Sean Frank is the Founder and Managing Partner at Cloud Equity Group, a boutique investment management firm specializing in leveraged buyouts of tech-enabled business service providers. In addition to being responsible for managing discretionary investor capital on behalf of its high net worth individual, family office, and institutional investor clients, Sean is a public speaker and has given talks at various industry conferences and college campuses including Harvard Business School.
The investment management field is an incredibly saturated industry and starting out can be difficult. “There is an over abundance of investment firms of all kinds that can boast strong teams, strong track records, and innovative investment strategies,” said Sean. “To be successful in today’s market, just checking those boxes isn’t enough – you need to find additional ways to stand out from everyone else.”
Sean outlines a few commonly perceived negatives about the private equity asset class and offers some suggestions as to how fund managers can address them to create a competitive advantage.
Deployment of Capital
The private equity asset class tends to be overcapitalized; it’s fairly common to hear stories of oversubscribed private equity funds that cannot find enough attractive investment opportunities and are essentially just forced to sit with dry powder. There’s an opportunity cost here for the committed investor capital that is left uninvested and not earning a return. Targeting underserved markets where there are more investment opportunities, or potentially lining up investment opportunities before a fund’s initial close, will allow a manager to deploy capital more quickly and add more value to the investor.
Of all the alternative asset classes out there, private equity tends to be the most illiquid and the least transparent. It’s not uncommon to hear about fund managers marking investments very aggressively to give the artificial appearance of strong performance, only to realize lesser gains upon asset liquidation. This creates an inherent risk to the investor and makes the asset class less appealing when compared to more liquid and transparent asset classes such as hedge funds. By creating a clear pricing policy, ideally using market comps and financial performance metrics, and by making this information available to investors, fund managers can help bridge this gap and thus add more credibility to their investment marks. As a result, this will boost overall investor confidence. In addition, third-party service providers such as auditors, fund administrators, and valuators can help add credibility to unrealized investment performance as well.

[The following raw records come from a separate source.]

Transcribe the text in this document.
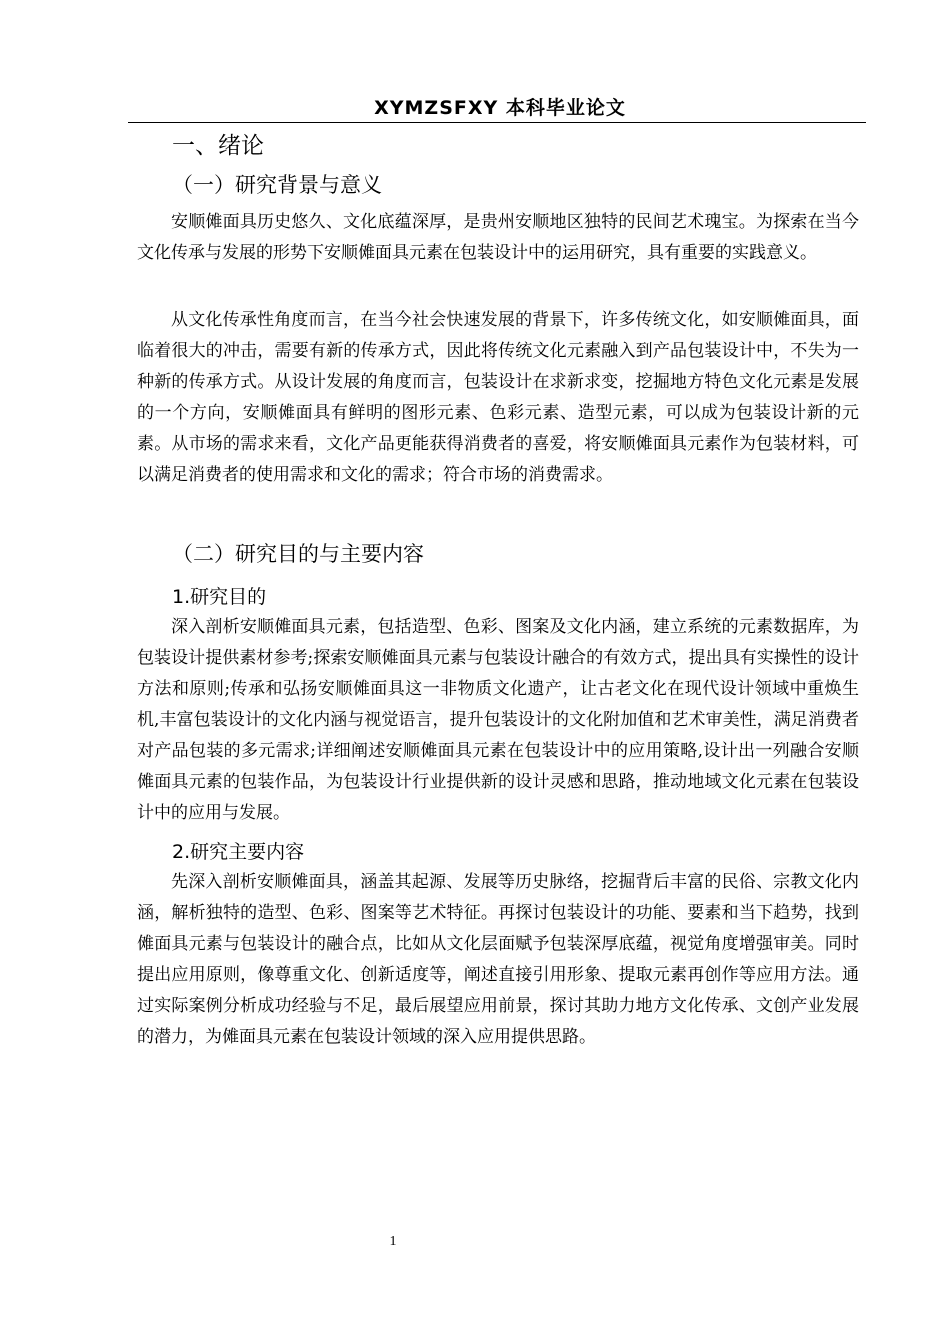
XYMZSFXY 本科毕业论文
一、绪论
（一）研究背景与意义

安顺傩面具历史悠久、文化底蕴深厚，是贵州安顺地区独特的民间艺术瑰宝。为探索在当今文化传承与发展的形势下安顺傩面具元素在包装设计中的运用研究，具有重要的实践意义。

从文化传承性角度而言，在当今社会快速发展的背景下，许多传统文化，如安顺傩面具，面临着很大的冲击，需要有新的传承方式，因此将传统文化元素融入到产品包装设计中，不失为一种新的传承方式。从设计发展的角度而言，包装设计在求新求变，挖掘地方特色文化元素是发展的一个方向，安顺傩面具有鲜明的图形元素、色彩元素、造型元素，可以成为包装设计新的元素。从市场的需求来看，文化产品更能获得消费者的喜爱，将安顺傩面具元素作为包装材料，可以满足消费者的使用需求和文化的需求；符合市场的消费需求。

（二）研究目的与主要内容
1.研究目的

深入剖析安顺傩面具元素，包括造型、色彩、图案及文化内涵，建立系统的元素数据库，为包装设计提供素材参考;探索安顺傩面具元素与包装设计融合的有效方式，提出具有实操性的设计方法和原则;传承和弘扬安顺傩面具这一非物质文化遗产，让古老文化在现代设计领域中重焕生机,丰富包装设计的文化内涵与视觉语言，提升包装设计的文化附加值和艺术审美性，满足消费者对产品包装的多元需求;详细阐述安顺傩面具元素在包装设计中的应用策略,设计出一列融合安顺傩面具元素的包装作品，为包装设计行业提供新的设计灵感和思路，推动地域文化元素在包装设计中的应用与发展。

2.研究主要内容

先深入剖析安顺傩面具，涵盖其起源、发展等历史脉络，挖掘背后丰富的民俗、宗教文化内涵，解析独特的造型、色彩、图案等艺术特征。再探讨包装设计的功能、要素和当下趋势，找到傩面具元素与包装设计的融合点，比如从文化层面赋予包装深厚底蕴，视觉角度增强审美。同时提出应用原则，像尊重文化、创新适度等，阐述直接引用形象、提取元素再创作等应用方法。通过实际案例分析成功经验与不足，最后展望应用前景，探讨其助力地方文化传承、文创产业发展的潜力，为傩面具元素在包装设计领域的深入应用提供思路。

1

Private equity tends to be the least appealing asset class from a lockup period perspective given the ‘close-ended’ nature of the funds and the illiquidity of the underlying asset class. In recent years, the average lifespan of private equity funds has reached 13 years! By developing an investment strategy that can be executed quicker without diminishing returns, there is an opportunity for fund managers offering shorter fund lives to capture the interest of investors.